Article mis en ligne le 17 décembre 2012

Irène Théry, sociologue du droit et spécialiste de la famille qui a participé à l’élaboration du Pacs, explique pourquoi « le sens profond du mariage a changé ».

(...) Il y a plus de vingt ans, ma vie a été bouleversée par l’homosexualité masculine, dans des circonstances assez particulières. C’était en 1990, mon mari a été victime d’une endocardite gravissime, et il est resté dans la réanimation intensive du service des maladies infectieuses d’un grand hôpital parisien pendant deux mois entre la vie et la mort. Quand il en est sorti, il est passé à une chambre dans le service ordinaire, pour encore un mois ou deux.

Et là, c’est simple : on était dans les années sida, avant les trithérapies, et dans le service tous les patients étaient séropositifs, tous sauf lui. Mais il était si faible et avait une telle apparence que forcément tout le monde le prenait pour un malade du sida à la dernière extrémité. (...)

Je ne pourrais jamais vous dire ce que j’ai vécu pendant ces longues semaines. On se parlait beaucoup, d’un patient à l’autre, d’une famille à l’autre. On tenait dans ses bras des garçons seuls, mourants, que leur famille avait abandonnés. Je n’ai plus jamais eu depuis la même idée du couple, parce que c’était comme si j’avais vécu de l’intérieur les drames vécus par les malades et leurs compagnons qui aux yeux de la loi n’étaient rien.

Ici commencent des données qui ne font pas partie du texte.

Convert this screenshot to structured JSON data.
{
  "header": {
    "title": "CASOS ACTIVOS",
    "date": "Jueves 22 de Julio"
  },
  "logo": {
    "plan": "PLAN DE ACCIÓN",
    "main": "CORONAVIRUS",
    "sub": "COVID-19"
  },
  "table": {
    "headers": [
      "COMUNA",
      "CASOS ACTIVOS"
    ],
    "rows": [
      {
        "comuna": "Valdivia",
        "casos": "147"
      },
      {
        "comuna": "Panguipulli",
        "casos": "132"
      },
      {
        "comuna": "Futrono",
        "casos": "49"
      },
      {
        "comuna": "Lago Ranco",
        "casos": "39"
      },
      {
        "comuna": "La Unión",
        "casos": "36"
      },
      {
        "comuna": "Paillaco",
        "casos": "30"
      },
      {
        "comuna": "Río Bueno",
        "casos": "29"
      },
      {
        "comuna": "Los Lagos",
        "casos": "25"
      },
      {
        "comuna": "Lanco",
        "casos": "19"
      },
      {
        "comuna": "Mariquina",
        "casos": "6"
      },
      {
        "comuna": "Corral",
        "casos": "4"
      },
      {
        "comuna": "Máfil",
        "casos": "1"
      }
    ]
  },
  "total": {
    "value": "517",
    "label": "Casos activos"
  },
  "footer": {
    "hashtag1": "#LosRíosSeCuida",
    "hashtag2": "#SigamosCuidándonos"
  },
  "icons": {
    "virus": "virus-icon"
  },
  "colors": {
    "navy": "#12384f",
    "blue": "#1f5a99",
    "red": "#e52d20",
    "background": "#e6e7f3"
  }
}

En plus, quelques semaines avant, le pire soir de ma vie, alors que mon mari septicémique allait être opéré à cœur ouvert avec une chance sur mille de s’en sortir, le hasard a fait que parmi mes amis très proches c’est justement un couple homosexuel qui m’a invitée chez lui pour passer ces heures difficiles. Je n’ai pas d’autres mots que de dire que ce soir-là, Alain et Pierre se sont occupés de moi comme un père et une mère. Oui, c’est le mot qui convient : comme s’ils étaient mon père et ma mère. (...)

A ce moment-là j’ai eu la conviction non pas abstraite mais vraiment chevillée au corps à la fois que couple de sexe différent et couple de même sexe, c’est la même chose exactement, et que les homosexuels n’étaient pas admis dans la société comme formant de vrais couples, non seulement à cause de l’homophobie incroyable qu’il y avait alors, mais plus profondément parce qu’on les renvoie toujours à la sexualité comme si elle les définissait. Une chose que Foucault a magnifiquement su dire et dénoncer, dans « Histoire de la sexualité », un texte que j’avais lu depuis longtemps mais sans en mesurer tout le sens.

J’ai décidé que je ne pouvais pas continuer mon travail de sociologie de la famille en laissant ça de côté, j’ai changé tous mes projets et j’ai commencé une grande enquête à l’hôpital sur le lien entre les personnes séropositives et leurs proches. (...)

Pour ma part, il y a dix ans, j’ai changé sur le mariage au fond quand j’ai compris que ce que j’avais soutenu au départ, la création d’une union civile donnant 100% des mêmes droits au couple, ne suffisait pas si on refusait le mot « mariage », c’est-à-dire au fond la symbolique de l’honneur et de la dignité. Le mot compte autant que les droits.